Fast Tips for Relieving Neck Pain:
Take a Break – Posture breaks are the simplest ways to relieve neck strain. We recommend that you do these at least every 20-30 minutes if your job requires prolonged sitting or computer use. You can also take a complete break and actually lie down flat without any pillows under the head. Posture breaks are completed by pausing any computer work you are doing and make an effort to sit up straight and with the head slightly pulled back you squeeze the shoulder blades together for 5 reps. Once completed do gentle chin tucks for 5 reps. If you have difficulty with the head/neck position you can stand up against a wall. Place your bottom, shoulders, and back of head against the wall and then repeat the shoulder blade movements. If you have difficulty getting your head to the wall you need to schedule an appointment to have your posture assessed and then get a program designed specifically for you.
Relax – Increased stress levels can cause an increase in muscle tension around the shoulders and neck.

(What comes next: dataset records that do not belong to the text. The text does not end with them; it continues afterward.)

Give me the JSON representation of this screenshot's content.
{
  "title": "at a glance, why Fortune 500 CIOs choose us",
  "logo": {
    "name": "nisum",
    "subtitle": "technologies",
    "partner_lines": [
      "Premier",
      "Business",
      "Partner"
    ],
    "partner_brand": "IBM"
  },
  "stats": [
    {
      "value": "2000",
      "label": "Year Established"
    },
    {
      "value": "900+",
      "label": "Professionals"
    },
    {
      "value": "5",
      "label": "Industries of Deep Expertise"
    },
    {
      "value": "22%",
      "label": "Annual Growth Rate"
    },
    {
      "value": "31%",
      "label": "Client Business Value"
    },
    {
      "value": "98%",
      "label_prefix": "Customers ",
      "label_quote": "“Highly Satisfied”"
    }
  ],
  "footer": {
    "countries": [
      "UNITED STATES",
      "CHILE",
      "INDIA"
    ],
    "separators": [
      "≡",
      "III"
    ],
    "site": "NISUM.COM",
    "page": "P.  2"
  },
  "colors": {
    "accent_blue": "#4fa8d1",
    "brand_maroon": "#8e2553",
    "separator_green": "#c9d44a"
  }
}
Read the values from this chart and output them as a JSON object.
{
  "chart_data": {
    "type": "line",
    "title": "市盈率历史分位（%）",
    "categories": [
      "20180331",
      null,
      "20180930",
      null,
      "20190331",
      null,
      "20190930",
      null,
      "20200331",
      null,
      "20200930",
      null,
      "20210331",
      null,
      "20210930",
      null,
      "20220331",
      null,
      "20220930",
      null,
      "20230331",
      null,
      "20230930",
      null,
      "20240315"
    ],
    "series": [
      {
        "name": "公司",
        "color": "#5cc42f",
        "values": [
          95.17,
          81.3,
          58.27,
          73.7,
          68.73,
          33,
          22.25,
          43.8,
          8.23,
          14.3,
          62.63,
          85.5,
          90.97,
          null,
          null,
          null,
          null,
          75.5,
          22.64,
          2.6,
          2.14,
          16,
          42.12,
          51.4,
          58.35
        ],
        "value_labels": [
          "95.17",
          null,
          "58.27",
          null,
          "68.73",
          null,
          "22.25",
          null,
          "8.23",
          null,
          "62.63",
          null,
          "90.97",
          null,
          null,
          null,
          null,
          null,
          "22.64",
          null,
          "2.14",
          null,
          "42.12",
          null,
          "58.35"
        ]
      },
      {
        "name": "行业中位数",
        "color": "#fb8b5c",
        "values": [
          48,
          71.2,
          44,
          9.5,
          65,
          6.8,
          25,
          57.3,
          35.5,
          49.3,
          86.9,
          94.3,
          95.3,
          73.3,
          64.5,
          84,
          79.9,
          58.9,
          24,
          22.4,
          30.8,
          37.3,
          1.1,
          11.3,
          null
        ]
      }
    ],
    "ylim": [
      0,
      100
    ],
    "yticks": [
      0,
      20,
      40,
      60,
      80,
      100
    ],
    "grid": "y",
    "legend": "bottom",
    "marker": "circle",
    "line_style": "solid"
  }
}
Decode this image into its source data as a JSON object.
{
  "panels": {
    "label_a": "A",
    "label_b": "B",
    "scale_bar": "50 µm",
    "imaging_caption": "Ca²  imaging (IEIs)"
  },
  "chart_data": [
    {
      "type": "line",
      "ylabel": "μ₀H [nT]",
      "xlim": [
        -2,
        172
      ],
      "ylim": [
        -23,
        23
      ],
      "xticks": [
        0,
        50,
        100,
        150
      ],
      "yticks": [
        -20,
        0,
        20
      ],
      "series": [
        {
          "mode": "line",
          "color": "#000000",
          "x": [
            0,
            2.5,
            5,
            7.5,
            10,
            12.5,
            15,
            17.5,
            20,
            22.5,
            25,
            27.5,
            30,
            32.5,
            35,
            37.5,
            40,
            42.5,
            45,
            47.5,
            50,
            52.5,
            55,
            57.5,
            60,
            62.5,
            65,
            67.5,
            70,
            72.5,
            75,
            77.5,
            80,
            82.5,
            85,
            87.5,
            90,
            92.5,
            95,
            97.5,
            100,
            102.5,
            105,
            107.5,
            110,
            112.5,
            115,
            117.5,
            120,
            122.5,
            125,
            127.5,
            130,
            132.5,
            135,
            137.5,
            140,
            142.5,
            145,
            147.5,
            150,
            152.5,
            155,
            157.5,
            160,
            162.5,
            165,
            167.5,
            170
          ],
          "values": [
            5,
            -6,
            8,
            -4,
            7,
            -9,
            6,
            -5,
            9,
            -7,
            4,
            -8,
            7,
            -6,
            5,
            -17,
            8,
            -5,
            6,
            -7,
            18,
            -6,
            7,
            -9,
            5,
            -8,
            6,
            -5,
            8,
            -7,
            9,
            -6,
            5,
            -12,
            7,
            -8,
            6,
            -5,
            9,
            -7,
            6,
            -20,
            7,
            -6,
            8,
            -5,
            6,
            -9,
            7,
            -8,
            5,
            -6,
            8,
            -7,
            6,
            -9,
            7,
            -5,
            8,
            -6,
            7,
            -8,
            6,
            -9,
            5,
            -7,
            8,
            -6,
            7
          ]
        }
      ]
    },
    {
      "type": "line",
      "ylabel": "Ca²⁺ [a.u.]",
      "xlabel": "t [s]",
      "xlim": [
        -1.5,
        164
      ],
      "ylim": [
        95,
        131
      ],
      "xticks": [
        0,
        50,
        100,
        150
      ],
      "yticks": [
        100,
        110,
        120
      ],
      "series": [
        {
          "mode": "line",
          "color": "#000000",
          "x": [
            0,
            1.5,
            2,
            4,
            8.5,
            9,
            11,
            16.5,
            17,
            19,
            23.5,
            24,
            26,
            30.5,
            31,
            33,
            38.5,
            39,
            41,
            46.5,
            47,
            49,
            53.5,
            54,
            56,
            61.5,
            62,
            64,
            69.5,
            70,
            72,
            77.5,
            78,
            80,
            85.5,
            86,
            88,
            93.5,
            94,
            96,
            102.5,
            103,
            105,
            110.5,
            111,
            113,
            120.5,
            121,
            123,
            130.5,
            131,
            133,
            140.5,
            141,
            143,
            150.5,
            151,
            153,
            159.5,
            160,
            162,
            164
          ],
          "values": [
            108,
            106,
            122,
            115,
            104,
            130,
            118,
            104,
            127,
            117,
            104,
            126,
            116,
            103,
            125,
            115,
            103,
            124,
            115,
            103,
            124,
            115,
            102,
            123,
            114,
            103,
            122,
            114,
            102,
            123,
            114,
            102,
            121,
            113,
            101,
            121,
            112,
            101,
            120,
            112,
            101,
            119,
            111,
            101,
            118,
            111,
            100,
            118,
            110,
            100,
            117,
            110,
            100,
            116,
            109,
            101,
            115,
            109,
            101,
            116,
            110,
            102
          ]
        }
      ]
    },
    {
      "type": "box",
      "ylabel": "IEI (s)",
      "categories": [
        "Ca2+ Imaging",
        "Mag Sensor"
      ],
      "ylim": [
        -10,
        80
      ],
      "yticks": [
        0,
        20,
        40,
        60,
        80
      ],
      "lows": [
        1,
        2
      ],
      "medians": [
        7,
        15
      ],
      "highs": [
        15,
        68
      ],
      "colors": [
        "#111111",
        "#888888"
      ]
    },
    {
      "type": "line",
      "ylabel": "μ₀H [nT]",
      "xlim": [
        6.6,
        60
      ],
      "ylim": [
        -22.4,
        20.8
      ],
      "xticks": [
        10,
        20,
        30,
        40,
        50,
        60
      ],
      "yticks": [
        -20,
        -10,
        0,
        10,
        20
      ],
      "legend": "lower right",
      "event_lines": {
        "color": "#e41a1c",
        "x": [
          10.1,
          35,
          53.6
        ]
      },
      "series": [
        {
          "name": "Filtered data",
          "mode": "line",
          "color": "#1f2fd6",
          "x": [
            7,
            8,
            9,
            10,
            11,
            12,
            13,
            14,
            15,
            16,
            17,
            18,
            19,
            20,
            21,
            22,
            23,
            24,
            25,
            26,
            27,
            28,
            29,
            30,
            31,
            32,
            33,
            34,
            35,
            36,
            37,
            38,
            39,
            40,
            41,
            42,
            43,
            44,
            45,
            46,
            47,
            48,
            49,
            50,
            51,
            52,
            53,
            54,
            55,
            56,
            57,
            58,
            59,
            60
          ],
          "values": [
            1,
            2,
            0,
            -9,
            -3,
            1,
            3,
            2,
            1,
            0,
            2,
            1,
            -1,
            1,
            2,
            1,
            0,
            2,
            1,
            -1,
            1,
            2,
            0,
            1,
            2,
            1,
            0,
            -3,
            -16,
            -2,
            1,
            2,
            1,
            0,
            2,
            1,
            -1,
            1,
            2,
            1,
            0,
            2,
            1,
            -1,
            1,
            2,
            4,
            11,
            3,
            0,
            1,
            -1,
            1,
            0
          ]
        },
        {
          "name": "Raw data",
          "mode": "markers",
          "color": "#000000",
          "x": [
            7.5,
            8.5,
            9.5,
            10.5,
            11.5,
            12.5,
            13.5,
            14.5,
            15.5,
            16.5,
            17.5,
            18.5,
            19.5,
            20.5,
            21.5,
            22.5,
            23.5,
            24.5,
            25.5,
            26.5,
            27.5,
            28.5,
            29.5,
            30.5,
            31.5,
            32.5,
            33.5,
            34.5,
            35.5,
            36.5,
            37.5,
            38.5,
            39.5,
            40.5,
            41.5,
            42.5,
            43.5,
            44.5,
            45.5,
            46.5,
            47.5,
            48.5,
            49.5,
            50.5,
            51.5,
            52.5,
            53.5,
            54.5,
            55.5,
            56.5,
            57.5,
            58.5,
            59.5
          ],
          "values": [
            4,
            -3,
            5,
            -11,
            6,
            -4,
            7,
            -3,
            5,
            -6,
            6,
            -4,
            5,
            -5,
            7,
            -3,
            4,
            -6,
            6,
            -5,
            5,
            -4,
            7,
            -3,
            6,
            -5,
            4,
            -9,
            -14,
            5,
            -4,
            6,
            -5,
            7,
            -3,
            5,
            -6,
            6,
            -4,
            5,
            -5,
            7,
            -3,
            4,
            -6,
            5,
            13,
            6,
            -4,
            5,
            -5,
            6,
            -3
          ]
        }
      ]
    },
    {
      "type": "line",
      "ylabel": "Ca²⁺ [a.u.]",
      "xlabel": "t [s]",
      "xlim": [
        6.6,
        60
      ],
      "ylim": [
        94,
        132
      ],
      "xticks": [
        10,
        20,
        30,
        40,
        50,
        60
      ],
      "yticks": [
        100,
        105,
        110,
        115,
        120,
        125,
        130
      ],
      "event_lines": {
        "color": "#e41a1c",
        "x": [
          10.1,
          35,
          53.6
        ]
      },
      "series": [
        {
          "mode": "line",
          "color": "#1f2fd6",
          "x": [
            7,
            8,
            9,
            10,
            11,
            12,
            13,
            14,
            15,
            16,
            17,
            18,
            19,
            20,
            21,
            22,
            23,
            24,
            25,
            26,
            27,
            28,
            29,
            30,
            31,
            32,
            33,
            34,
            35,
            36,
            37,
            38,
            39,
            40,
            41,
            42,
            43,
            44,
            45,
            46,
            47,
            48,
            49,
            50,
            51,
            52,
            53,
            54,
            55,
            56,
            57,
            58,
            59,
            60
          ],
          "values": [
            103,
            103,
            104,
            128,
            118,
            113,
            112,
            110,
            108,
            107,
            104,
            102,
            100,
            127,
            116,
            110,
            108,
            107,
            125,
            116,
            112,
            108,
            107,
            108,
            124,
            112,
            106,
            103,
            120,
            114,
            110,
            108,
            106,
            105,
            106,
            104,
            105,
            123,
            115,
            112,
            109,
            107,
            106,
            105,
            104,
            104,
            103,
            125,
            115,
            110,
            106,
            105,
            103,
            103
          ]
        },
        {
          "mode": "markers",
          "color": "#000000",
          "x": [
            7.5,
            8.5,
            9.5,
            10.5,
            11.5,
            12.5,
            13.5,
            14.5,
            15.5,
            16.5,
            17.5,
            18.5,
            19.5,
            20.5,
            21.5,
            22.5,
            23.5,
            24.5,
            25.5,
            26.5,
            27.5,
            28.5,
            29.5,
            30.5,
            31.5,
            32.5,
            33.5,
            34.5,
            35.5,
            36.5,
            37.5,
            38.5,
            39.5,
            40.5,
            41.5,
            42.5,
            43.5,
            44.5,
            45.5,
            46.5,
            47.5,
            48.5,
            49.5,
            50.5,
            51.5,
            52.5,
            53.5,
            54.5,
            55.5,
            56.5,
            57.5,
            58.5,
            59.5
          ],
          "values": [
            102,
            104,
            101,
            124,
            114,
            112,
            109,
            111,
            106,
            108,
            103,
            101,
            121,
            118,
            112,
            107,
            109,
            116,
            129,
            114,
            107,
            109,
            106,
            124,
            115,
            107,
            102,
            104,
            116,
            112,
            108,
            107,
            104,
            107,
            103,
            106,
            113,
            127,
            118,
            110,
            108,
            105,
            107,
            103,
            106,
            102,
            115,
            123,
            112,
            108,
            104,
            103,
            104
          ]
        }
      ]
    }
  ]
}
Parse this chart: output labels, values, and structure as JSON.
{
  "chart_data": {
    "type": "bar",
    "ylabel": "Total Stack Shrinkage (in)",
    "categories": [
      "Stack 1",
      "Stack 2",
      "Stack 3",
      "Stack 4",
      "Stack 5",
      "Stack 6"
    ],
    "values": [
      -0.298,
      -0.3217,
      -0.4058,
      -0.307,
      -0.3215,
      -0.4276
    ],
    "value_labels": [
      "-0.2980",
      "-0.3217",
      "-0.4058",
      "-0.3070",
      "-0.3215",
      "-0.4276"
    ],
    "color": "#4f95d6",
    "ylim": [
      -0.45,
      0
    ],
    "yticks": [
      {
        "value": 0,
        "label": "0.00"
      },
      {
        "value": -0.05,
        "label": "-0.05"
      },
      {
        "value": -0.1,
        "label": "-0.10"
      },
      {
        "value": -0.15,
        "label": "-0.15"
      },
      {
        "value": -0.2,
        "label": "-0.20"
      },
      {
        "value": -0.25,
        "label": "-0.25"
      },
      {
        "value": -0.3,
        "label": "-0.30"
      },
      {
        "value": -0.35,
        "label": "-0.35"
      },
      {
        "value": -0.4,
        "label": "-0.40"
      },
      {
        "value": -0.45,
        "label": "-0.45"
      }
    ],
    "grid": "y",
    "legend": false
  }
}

This can also lead to changes in breathing patterns that further contribute to neck muscle strain.
- Progressive Relaxation – Sit or lie down and close your eyes in a quiet location. Then consciously tighten the muscles of the head and neck and hold for 2 seconds and then completely release. Continue down the entire body for 8 to 10 reps.
- Abdominal Breathing – Sit or lie down and take in a slow, deep breath initiating with your abdomen. Inhale for approximately 4 seconds, hold for 3 seconds and then exhale completely for 8 seconds, gently pulling in the stomach. Complete for several minutes using caution not to complete too quickly as to cause you to hyperventilate.